5. Nuclear Reactions
Public reaction to the bomb was mixed. While Americans were glad the war was over, the devastation wrought by the bombs in Nagasaki and Hiroshima weighed heavily on their conscience and kicked off an age of anxiety over the dangers of nuclear weapons. Oppenheimer struggled with the political impact of his work until his death. But the legacy of the Manhattan Project was not entirely negative: that research contributed to the creation of nuclear energy, MRI machines, and radiation therapy.
4. Ongoing Work
The atomic drop on Hiroshima and Nagasaki effectively ended the Second World War. And while the Manhattan Project was officially closed, top-secret nuclear research continues at the seven National Laboratories, a group which includes the Los Alamos research facility.

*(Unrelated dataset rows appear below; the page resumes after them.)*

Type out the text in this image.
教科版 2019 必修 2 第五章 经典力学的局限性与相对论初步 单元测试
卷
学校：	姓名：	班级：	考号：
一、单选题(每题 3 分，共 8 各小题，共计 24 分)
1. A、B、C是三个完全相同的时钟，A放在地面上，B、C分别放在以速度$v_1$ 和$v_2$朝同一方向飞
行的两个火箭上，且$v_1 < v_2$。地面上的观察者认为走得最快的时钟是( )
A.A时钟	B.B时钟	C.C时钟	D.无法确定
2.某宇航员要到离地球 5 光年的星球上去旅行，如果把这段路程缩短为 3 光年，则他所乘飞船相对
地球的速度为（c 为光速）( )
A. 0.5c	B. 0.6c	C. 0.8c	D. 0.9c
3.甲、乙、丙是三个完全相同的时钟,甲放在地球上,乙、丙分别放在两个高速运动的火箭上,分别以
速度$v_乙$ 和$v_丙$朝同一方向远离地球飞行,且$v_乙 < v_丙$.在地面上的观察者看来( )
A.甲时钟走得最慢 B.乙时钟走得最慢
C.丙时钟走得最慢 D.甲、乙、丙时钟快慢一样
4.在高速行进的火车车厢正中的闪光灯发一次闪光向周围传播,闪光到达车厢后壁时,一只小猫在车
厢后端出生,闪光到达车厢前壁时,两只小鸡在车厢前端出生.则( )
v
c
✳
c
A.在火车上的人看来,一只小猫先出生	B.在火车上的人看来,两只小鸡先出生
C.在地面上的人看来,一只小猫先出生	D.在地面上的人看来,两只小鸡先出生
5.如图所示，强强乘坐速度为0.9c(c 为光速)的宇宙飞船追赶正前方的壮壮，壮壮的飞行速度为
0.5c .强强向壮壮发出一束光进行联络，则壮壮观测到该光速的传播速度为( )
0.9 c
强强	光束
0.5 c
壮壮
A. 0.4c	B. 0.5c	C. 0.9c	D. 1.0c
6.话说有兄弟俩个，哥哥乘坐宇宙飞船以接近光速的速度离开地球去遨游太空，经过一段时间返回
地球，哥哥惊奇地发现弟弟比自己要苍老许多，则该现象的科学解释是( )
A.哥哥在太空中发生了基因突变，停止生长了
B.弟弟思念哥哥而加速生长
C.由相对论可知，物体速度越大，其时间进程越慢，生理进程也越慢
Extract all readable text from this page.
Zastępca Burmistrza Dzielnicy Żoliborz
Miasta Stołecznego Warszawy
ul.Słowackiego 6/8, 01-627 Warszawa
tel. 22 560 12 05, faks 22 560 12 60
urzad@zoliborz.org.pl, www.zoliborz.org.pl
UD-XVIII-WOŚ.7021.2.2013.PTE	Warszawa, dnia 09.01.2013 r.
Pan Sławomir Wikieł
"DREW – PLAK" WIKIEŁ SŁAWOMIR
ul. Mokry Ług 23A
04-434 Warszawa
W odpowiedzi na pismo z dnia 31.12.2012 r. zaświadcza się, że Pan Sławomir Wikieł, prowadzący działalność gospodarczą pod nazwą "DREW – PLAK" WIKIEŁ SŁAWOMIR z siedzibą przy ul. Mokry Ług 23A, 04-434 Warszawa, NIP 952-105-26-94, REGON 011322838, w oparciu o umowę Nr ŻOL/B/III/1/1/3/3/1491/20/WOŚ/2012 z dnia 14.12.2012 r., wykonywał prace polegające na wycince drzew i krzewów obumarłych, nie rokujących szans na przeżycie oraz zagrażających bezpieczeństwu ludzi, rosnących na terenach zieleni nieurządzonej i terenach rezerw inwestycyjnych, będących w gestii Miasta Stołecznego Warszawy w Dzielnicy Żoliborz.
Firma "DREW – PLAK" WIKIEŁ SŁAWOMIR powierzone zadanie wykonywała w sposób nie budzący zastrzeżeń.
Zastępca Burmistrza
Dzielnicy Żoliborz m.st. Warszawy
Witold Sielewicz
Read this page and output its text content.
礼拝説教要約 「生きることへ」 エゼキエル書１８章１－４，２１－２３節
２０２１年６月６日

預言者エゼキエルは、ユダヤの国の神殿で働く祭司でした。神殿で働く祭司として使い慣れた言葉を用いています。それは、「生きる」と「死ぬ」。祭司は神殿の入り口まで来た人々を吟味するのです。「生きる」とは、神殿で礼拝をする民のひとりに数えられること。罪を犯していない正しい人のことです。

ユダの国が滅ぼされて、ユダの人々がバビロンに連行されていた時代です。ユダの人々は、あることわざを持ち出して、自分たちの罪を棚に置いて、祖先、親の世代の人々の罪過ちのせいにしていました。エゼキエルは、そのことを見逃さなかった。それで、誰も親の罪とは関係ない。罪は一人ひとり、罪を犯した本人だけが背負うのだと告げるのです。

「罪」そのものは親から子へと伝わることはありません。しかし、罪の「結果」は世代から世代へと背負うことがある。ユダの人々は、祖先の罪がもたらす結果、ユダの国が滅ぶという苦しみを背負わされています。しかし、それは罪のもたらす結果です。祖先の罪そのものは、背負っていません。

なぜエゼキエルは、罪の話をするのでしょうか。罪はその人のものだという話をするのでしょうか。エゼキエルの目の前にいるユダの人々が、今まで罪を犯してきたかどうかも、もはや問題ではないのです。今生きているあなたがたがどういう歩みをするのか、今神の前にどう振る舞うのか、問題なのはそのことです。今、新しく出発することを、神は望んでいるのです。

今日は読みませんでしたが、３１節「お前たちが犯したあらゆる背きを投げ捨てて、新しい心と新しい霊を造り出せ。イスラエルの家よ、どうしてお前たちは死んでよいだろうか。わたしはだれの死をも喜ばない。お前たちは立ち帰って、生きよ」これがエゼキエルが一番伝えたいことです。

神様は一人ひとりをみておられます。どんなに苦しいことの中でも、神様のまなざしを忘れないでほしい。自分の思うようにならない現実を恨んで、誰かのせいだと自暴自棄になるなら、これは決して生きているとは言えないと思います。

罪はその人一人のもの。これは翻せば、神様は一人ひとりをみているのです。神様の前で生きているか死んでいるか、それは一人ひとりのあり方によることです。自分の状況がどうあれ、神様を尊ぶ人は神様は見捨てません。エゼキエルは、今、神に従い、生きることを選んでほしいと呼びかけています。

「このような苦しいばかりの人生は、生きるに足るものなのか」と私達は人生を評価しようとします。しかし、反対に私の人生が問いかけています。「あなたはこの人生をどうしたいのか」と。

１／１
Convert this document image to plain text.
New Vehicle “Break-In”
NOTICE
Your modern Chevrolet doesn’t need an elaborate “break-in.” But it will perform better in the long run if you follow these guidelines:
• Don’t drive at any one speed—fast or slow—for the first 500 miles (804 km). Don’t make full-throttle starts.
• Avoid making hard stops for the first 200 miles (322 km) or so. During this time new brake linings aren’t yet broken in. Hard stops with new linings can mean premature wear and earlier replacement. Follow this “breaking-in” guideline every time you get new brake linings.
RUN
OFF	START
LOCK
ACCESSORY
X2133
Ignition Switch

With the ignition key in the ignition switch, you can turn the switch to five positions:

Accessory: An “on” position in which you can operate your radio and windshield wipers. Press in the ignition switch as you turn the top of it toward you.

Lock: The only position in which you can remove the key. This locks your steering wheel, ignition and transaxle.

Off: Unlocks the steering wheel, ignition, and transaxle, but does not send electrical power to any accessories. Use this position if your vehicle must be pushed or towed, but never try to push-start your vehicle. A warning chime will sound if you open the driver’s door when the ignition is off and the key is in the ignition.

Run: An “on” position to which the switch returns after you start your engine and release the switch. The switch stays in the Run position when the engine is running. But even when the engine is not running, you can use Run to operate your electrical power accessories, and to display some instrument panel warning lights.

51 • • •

3. Can’t Teach Common Sense
A fifteen-pound mass of plutonium is not a plaything. No one should know that better than physicists. But a relaxed attitude toward safety around these materials led to the deaths of two scientists at Los Alamos. The first, Henry Daghlian, dropped a tungsten carbide brick on the core, setting off a reaction which put him a coma and eventually killed him. The second, Louis Slotin, was conducting an experiment with the core and a piece of beryllium. He tried to keep the two materials separated with a screwdriver that he had lying around, but naturally, the screwdriver slipped. A massive release of radiation led to Slotin’s death nine days later.
2. Sigh of Relief
The citizens of Kokura, Japan did not realize how lucky they were. Kokura was the original intended target of “Fat Man.” Cloudy weather, however, made flying over Kokura tricky, and the bombers opted instead for Nagasaki.
1. Destroyer of Worlds
Upon witnessing the power of the Trinity bomb test, Oppenheimer famously declared, “I am become death, the destroyer of worlds.” These words, taken from the Bhagavad Gita, were certainly quoted by Oppenheimer, but likely not until he appeared in the 1965 documentary The Decision to Drop the Bomb.